Less than two months after the effective date of a new law barring employers’ use of credit checks, another new law restricting the pre-employment process takes effect in New York City today, October 27, 2015 (the Fair Chance Act or the Act). As we previously reported here, the Act prohibits employers from inquiring about a job applicant’s pending arrest or criminal conviction record before a conditional offer of employment is extended. The term “inquiry,” as defined in the Fair Chance Act, includes questions posed to the job applicant him/herself, as well as pre-offer searches of public records and certain consumer reports.
In addition, for employers that intend to take an adverse employment action based on a criminal inquiry made after a conditional offer is extended, the Fair Chance Act prescribes a rigorous notice procedure:
- First, the employer must provide a copy of the relevant inquiry to the job applicant (in a manner to be determined by the city’s fair employment practices agency, the NYC Commission on Human Rights (NYCCHR)).
- Next, the employer must perform the analysis set forth in Article 23-A of the State Correction Law to determine whether the applicant’s criminal past warrants disqualification from employment. The employer must then provide a copy of its analysis to the applicant. Late last week, the NYCCHR published a template form, known as the Fair Chance Notice, for use in such circumstances.
- Finally, following an applicant’s receipt of these disclosures, the employer must afford the applicant at least three business days to respond. During this period, the employer must hold the position open for the applicant.
Failure to adhere to these stringent protocols may be deemed a violation of the Fair Chance Act.

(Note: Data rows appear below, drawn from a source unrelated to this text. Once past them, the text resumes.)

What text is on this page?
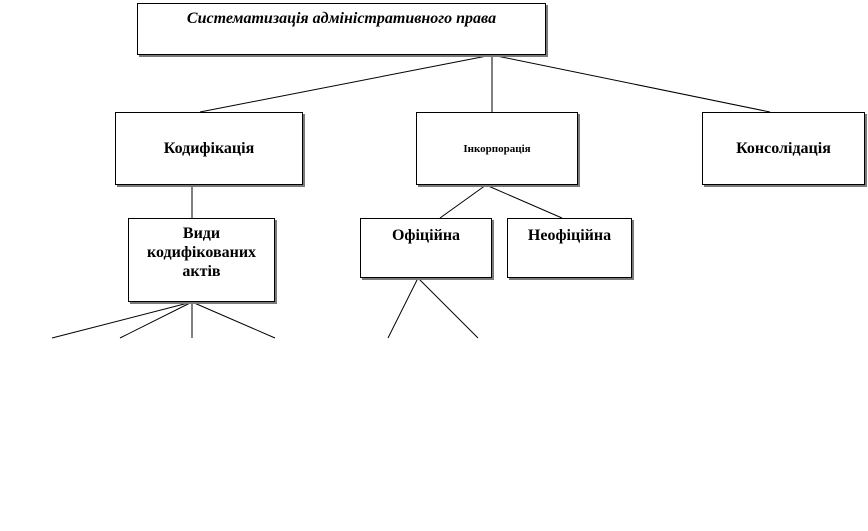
Систематизація адміністративного права
Кодифікація	Інкорпорація	Консолідація
Види кодифікованих актів
Офіційна	Неофіційна
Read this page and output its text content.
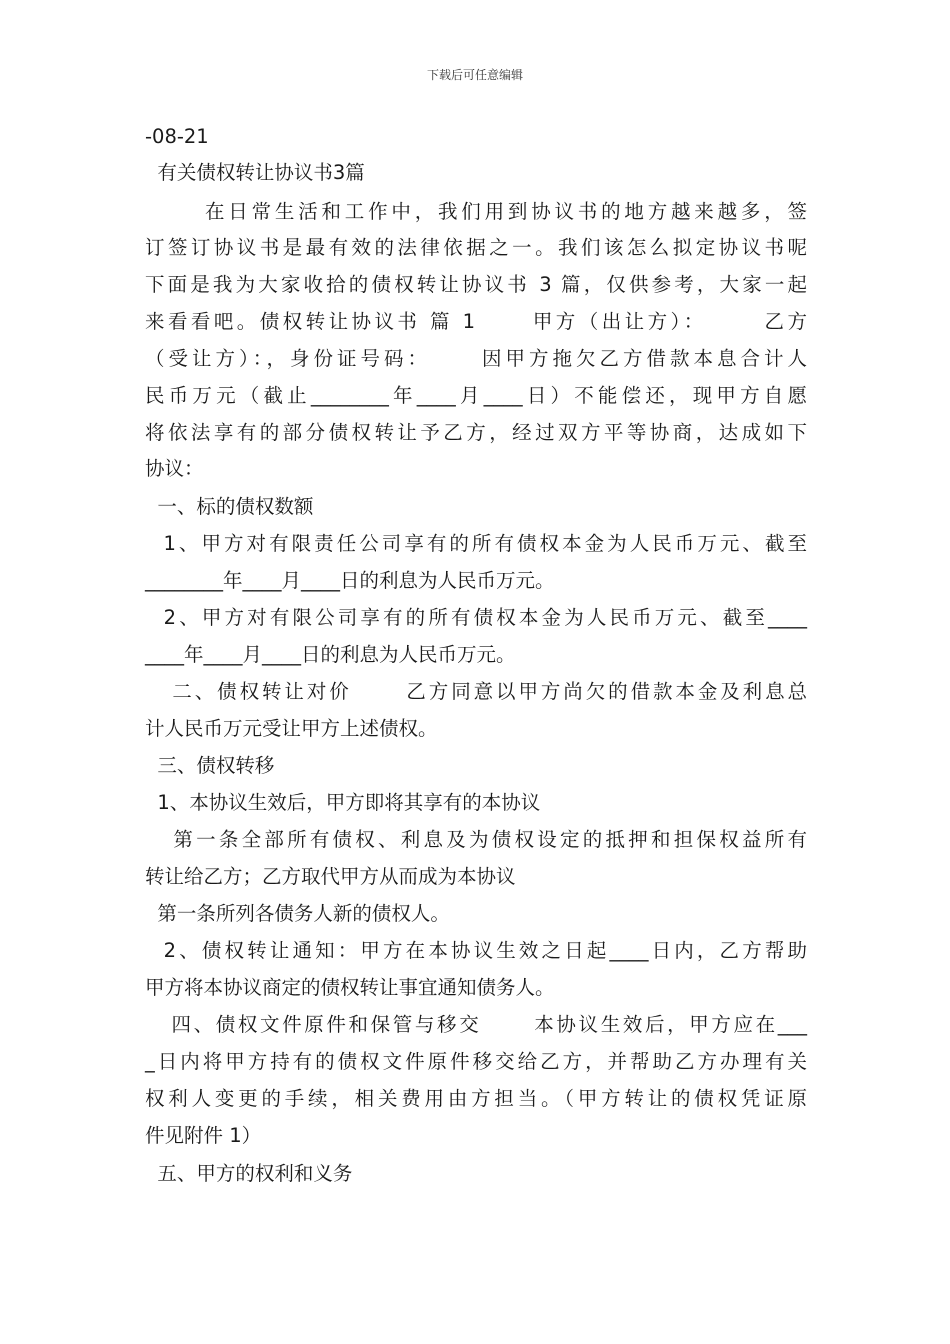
下载后可任意编辑
-08-21
有关债权转让协议书3篇
在日常生活和工作中，我们用到协议书的地方越来越多，签
订签订协议书是最有效的法律依据之一。我们该怎么拟定协议书呢
下面是我为大家收拾的债权转让协议书 3 篇，仅供参考，大家一起
来看看吧。债权转让协议书 篇 1      甲方（出让方）：      乙方
（受让方）：，身份证号码：     因甲方拖欠乙方借款本息合计人
民币万元（截止________年____月____日）不能偿还，现甲方自愿
将依法享有的部分债权转让予乙方，经过双方平等协商，达成如下
协议：
一、标的债权数额
1、甲方对有限责任公司享有的所有债权本金为人民币万元、截至
________年____月____日的利息为人民币万元。
2、甲方对有限公司享有的所有债权本金为人民币万元、截至____
____年____月____日的利息为人民币万元。
二、债权转让对价      乙方同意以甲方尚欠的借款本金及利息总
计人民币万元受让甲方上述债权。
三、债权转移
1、本协议生效后，甲方即将其享有的本协议
第一条全部所有债权、利息及为债权设定的抵押和担保权益所有
转让给乙方；乙方取代甲方从而成为本协议
第一条所列各债务人新的债权人。
2、债权转让通知：甲方在本协议生效之日起____日内，乙方帮助
甲方将本协议商定的债权转让事宜通知债务人。
四、债权文件原件和保管与移交      本协议生效后，甲方应在___
_日内将甲方持有的债权文件原件移交给乙方，并帮助乙方办理有关
权利人变更的手续，相关费用由方担当。（甲方转让的债权凭证原
件见附件 1）
五、甲方的权利和义务
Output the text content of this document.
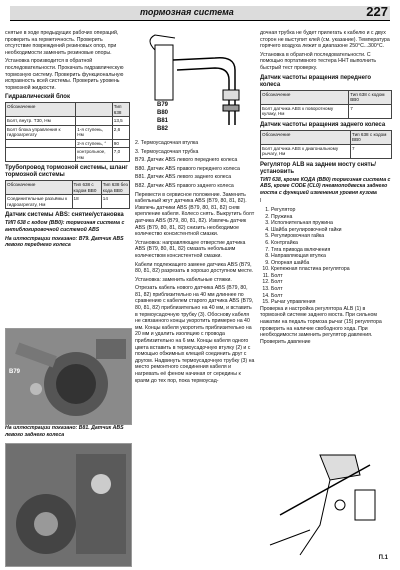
тормозная система	227

снятые в ходе предыдущих рабочих операций, проверить на герметичность. Проверить отсутствие повреждений резиновых опор, при необходимости заменить резиновые опоры.

Установка производится в обратной последовательности. Прокачать гидравлическую тормозную систему. Проверить функциональную исправность всей системы. Проверить уровень тормозной жидкости.

Гидравлический блок
Обозначение		Тип 638
Болт, внутр. T30, Нм		13,5
Болт блока управления к гидроагрегату	1-я ступень, Нм	2,6
	2-я ступень, °	90
	контрольное, Нм	7,0
Трубопровод тормозной системы, шланг тормозной системы
Обозначение	Тип 638 с кодом BB0	Тип 638 без кода BB0
Соединительные разъёмы к гидроагрегату, Нм	18	14
Датчик системы ABS: снятие/установка

ТИП 638 с кодом (BB0): тормозная система с антиблокировочной системой ABS

На иллюстрации показано: В79. Датчик ABS левого переднего колеса

B79

На иллюстрации показано: В81. Датчик ABS левого заднего колеса

B79
B80
B81
B82

2. Термоусадочная втулка

3. Термоусадочная трубка

B79. Датчик ABS левого переднего колеса

B80. Датчик ABS правого переднего колеса

B81. Датчик ABS левого заднего колеса

B82. Датчик ABS правого заднего колеса

Перевести в сервисное положение. Заменить кабельный жгут датчика ABS (B79, 80, 81, 82). Извлечь датчики ABS (B79, 80, 81, 82) сняв крепление кабеля. Колесо снять. Выкрутить болт датчика ABS (B79, 80, 81, 82). Извлечь датчик ABS (B79, 80, 81, 82) снизить необходимое количество консистентной смазки.

Установка: направляющее отверстие датчика ABS (B79, 80, 81, 82) смазать небольшим количеством консистентной смазки.

Кабели подлежащего замене датчика ABS (B79, 80, 81, 82) разрезать в хорошо доступном месте.

Установка: заменить кабельные стяжки.

Отрезать кабель нового датчика ABS (B79, 80, 81, 82) приблизительно на 40 мм длиннее по сравнению с кабелем старого датчика ABS (B79, 80, 81, 82) приблизительно на 40 мм, и вставить в термоусадочную трубку (3). Обоснову кабеля не связанного концы укоротить примерно на 40 мм. Концы кабеля укоротить приблизительно на 20 мм и удалить изоляцию с провода приблизительно на 6 мм. Концы кабеля одного цвета вставить в термоусадочную втулку (2) и с помощью обжимных клещей соединить друг с другом. Надвинуть термоусадочную трубку (3) на место ремонтного соединения кабеля и нагревать её феном начиная от середины к краям до тех пор, пока термоусад-

дочная трубка не будет прилегать к кабелю и с двух сторон не выступит клей (см. указание). Температура горячего воздуха лежит в диапазоне 250°С...300°С.

Установка в обратной последовательности. С помощью портативного тестера HHT выполнить быстрый тест проверку.

Датчик частоты вращения переднего колеса
Обозначение	Тип 638 с кодом BB0
Болт датчика ABS к поворотному кулаку, Нм	7
Датчик частоты вращения заднего колеса
Обозначение	Тип 638 с кодом BB0
Болт датчика ABS к диагональному рычагу, Нм	7
Регулятор ALB на заднем мосту снять/установить

ТИП 638, кроме КОДА (BB0) тормозная система с ABS, кроме CODE (CL0) пневмоподвеска заднего моста с функцией изменения уровня кузова

I

1. Регулятор
2. Пружина
3. Исполнительная пружина
4. Шайба регулировочной гайки
5. Регулировочная гайка
6. Контргайка
7. Тяга привода включения
8. Направляющая втулка
9. Опорная шайба
10. Крепежная пластина регулятора
11. Болт
12. Болт
13. Болт
14. Болт
15. Рычаг управления

Проверка и настройка регулятора ALB (1) в тормозной системе заднего моста. При сильном нажатии на педаль тормоза рычаг (15) регулятора проверить на наличие свободного хода. При необходимости заменить регулятор давления. Проверить давление

П.1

Like NYC’s recent credit check legislation, the Fair Chance Act contains several exemptions. The Act does not, for instance, apply to:
- Applicants for employment as a police or peace officer.
- Applicants for certain positions within the department of citywide administrative services.
- Actions that an employer takes pursuant to a state, local, or “federal” law that (i) requires the employer to conduct criminal background checks, or (ii) bars employment based on criminal history. A “federal” law, for purposes of the Fair Chance Act, includes rules or regulations promulgated by a self-regulatory organization under section 3(a)(26) of the Securities Exchange Act of 1934.
These exemptions, however, are expected to be narrowly construed by the NYCCHR.
New Job Posting Restrictions
The Fair Chance Act does more than just ban the proverbial box. For instance, it also outlaws job postings that “express, directly or indirectly, any limitation, or specification in employment based on a person’s arrest or criminal conviction.”
This provision may have the most resounding impact on NYC employers, especially those that already include language on job postings about candidates with criminal histories. For such employers, an immediate review of all job postings, both electronic and in print, is in order.
Coupled with the recent ban on pre-employment credit checks, the Fair Chance Act will likely require many employers to overhaul their hiring processes. Consequently, all NYC employers, especially those with a multistate presence, should scrutinize and consider revising, as appropriate, each step in their pre-employment processes.